HABERİNİZ  OLA…!

Birleşmiş Milletler’in 2023 verilerine göre Dünya’da 208 ülke yer almaktadır. Bu irili ufaklı ülkeleri incelediğimizde kimisi yıllar süren savaşlar sonucunda şu anda sahip oldukları toprakları elde ettiği gibi , kimisi de masa başında atılan tek bir imza ile elde etmişler Dünya haritasındaki yerlerini.

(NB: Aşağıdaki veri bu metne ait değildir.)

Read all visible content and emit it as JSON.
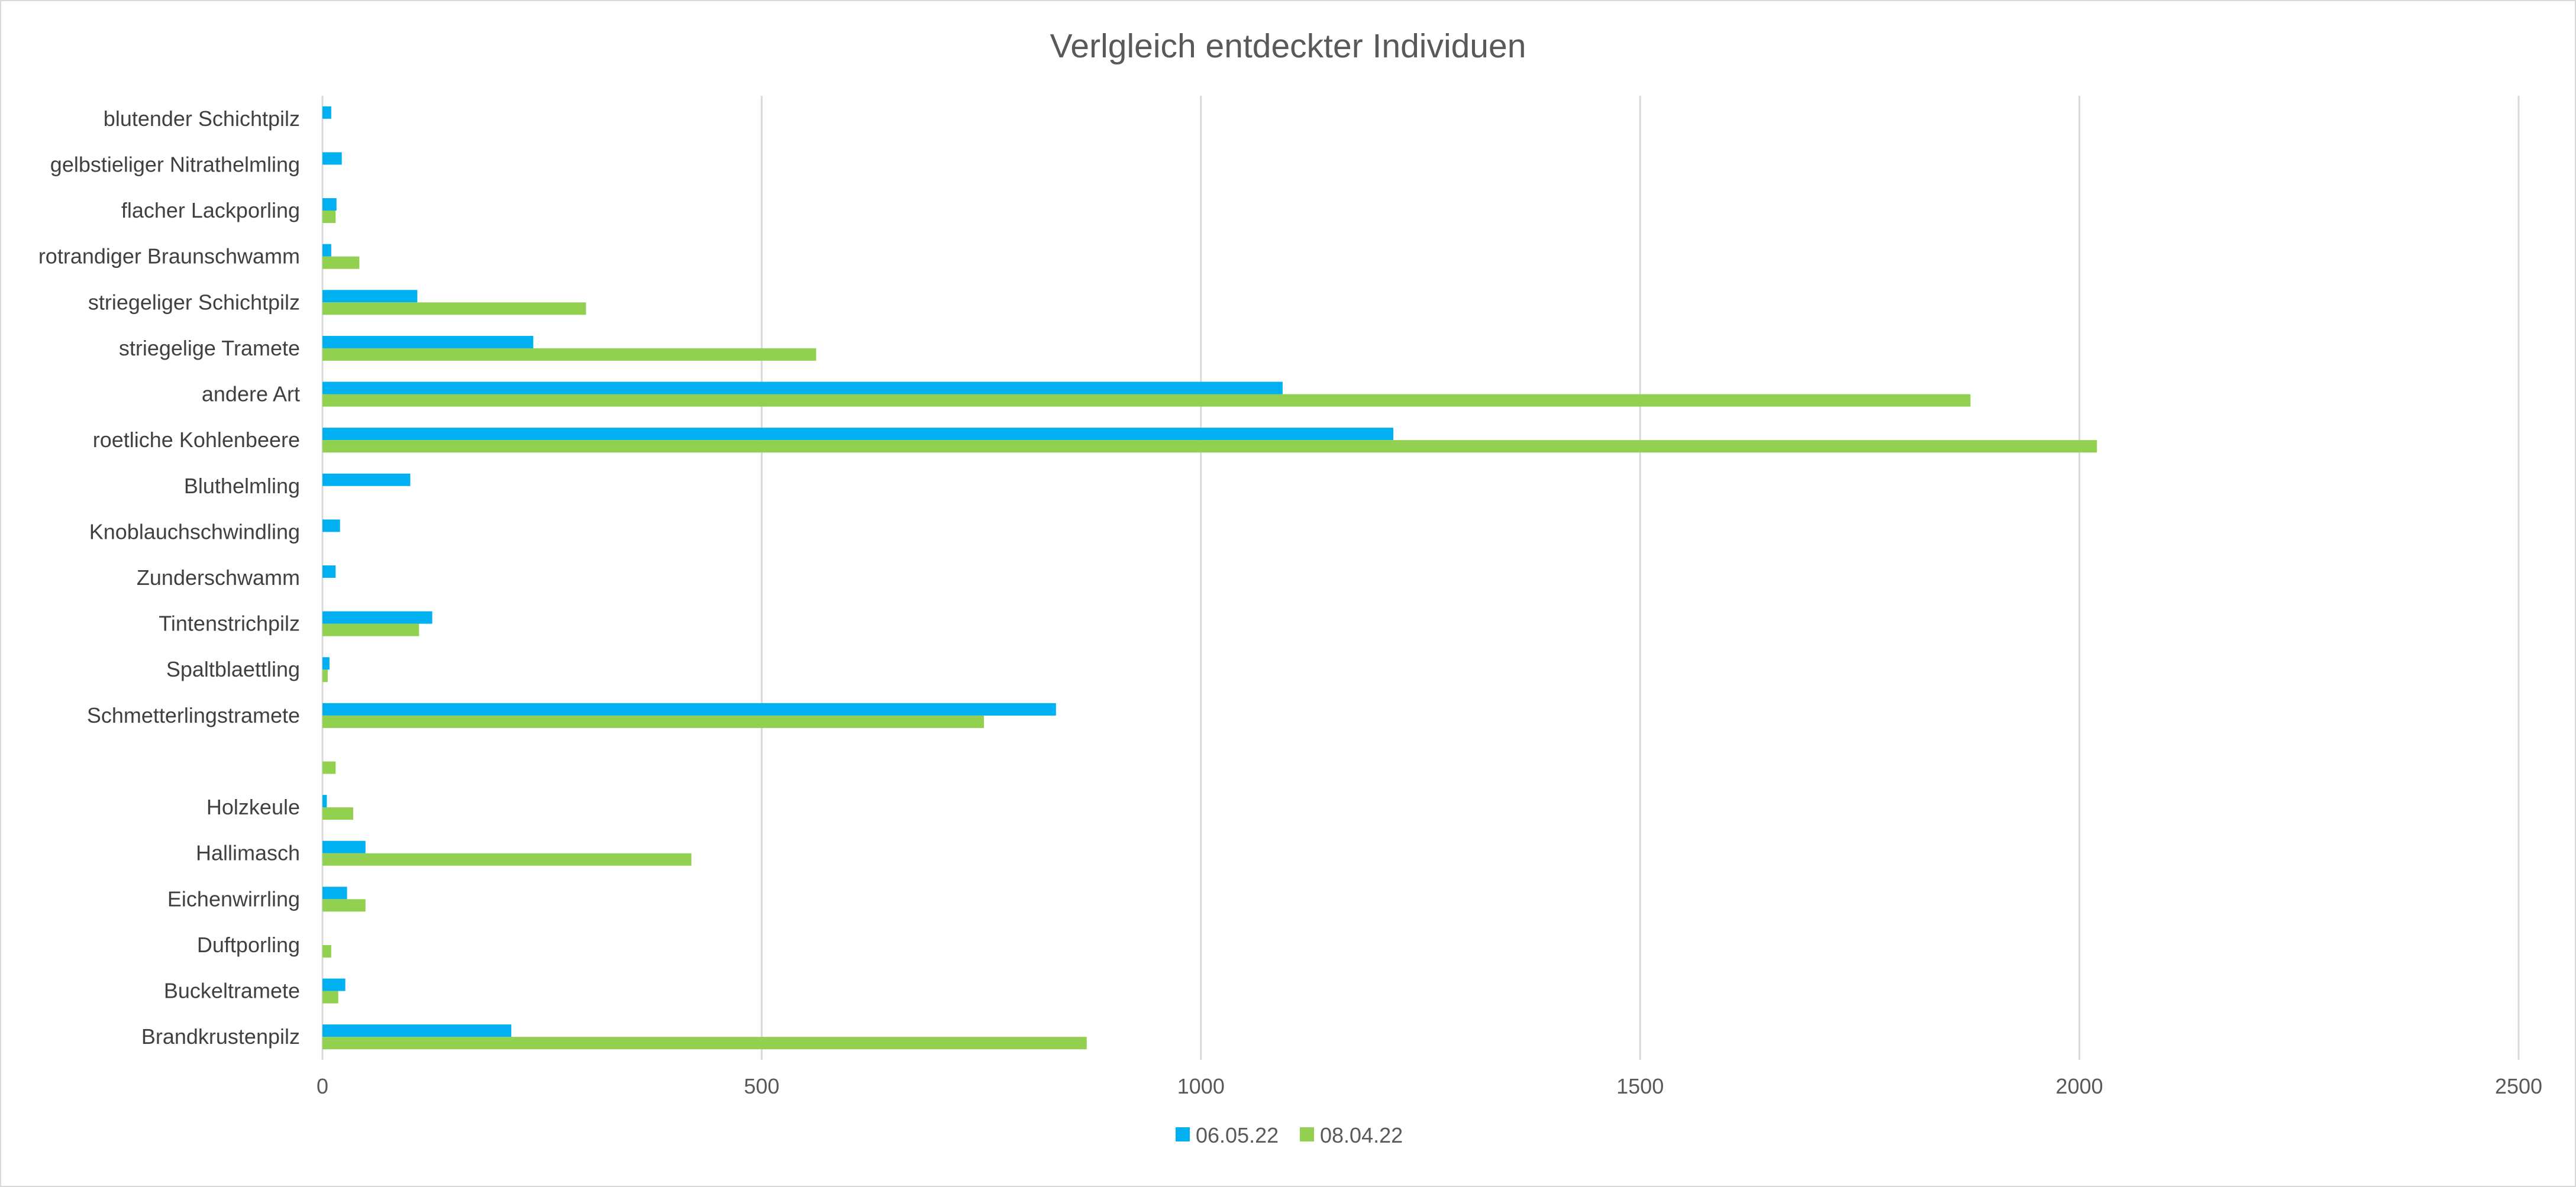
{
  "chart_data": {
    "type": "bar",
    "orientation": "horizontal",
    "title": "Verlgleich entdeckter Individuen",
    "xlabel": "",
    "ylabel": "",
    "xlim": [
      0,
      2500
    ],
    "xticks": [
      0,
      500,
      1000,
      1500,
      2000,
      2500
    ],
    "grid": true,
    "legend_position": "bottom",
    "categories": [
      "blutender Schichtpilz",
      "gelbstieliger Nitrathelmling",
      "flacher Lackporling",
      "rotrandiger Braunschwamm",
      "striegeliger Schichtpilz",
      "striegelige Tramete",
      "andere Art",
      "roetliche Kohlenbeere",
      "Bluthelmling",
      "Knoblauchschwindling",
      "Zunderschwamm",
      "Tintenstrichpilz",
      "Spaltblaettling",
      "Schmetterlingstramete",
      "",
      "Holzkeule",
      "Hallimasch",
      "Eichenwirrling",
      "Duftporling",
      "Buckeltramete",
      "Brandkrustenpilz"
    ],
    "series": [
      {
        "name": "06.05.22",
        "color": "#00B0F0",
        "values": [
          10,
          22,
          16,
          10,
          108,
          240,
          1093,
          1219,
          100,
          20,
          15,
          125,
          8,
          835,
          0,
          5,
          49,
          28,
          0,
          26,
          215
        ]
      },
      {
        "name": "08.04.22",
        "color": "#92D050",
        "values": [
          0,
          0,
          15,
          42,
          300,
          562,
          1876,
          2020,
          0,
          0,
          0,
          110,
          6,
          753,
          15,
          35,
          420,
          49,
          10,
          18,
          870
        ]
      }
    ]
  }
}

Bağımsızlık için , özgürlük için mücadele etmek ve bunları elde etmek çok şeylerden feragat etmek anlamına da gelir aslında.

Canından,

Malından,

Sevdiklerinden,

Ailenden,

Kısacası sahip olduğun her şey…

Yüz yıllık genç Cumhuriyet’imizin kazanılması esnasındaki kilometre taşlarına baktığımızda , yeryüzünde emsali olmayan bir mücadeleye şahit oluyoruz.

Dağılmış ve yok olmaya yüz tutmuş bir milleti , özgürlük  ve bağımsızlık sancağı altında toplayarak onları tek bir vücut haline getiren Atatürk ve  silah arkadaşları büyük bir kararlılık örneği göstererek yoktan var etmişlerdir bu Cumhuriyet’i.

Geçtiğimiz günlerde izlenme oranı yüksek olan bir TV programında yayımlanan sokak röportajında  yaş aralığı  18 ila 30  arasındaki  genç vatandaşlarımıza mikrofonu uzatarak kendilerine ;

“ Cumhuriyet ne zaman ilan edildi.? ” diye bir soru yöneltiliyor…

Verilen yanıtlar :

- Bilmiyorum , hiç bilmiyorum,

- 19 mayıs , ha ha ha… bilmiyorum,

- Cumhuriyet ..? , (yanındaki arkadaşına soruyor) , kaç yılında ilan edilmişti “ LAN” .?

- Onu pek bilmiyorum , temmuz muydu.? Tamam hatırladım 23 temmuz,

- 23 nisan 1923 diye biliyorum,

- Hiçbir fikrim yok biliyor musunuz , tarih bilgim sıfır,

- 1999 değil mi.? Yaa , internetten baksak olmuyor mu.?, 2010 muu.?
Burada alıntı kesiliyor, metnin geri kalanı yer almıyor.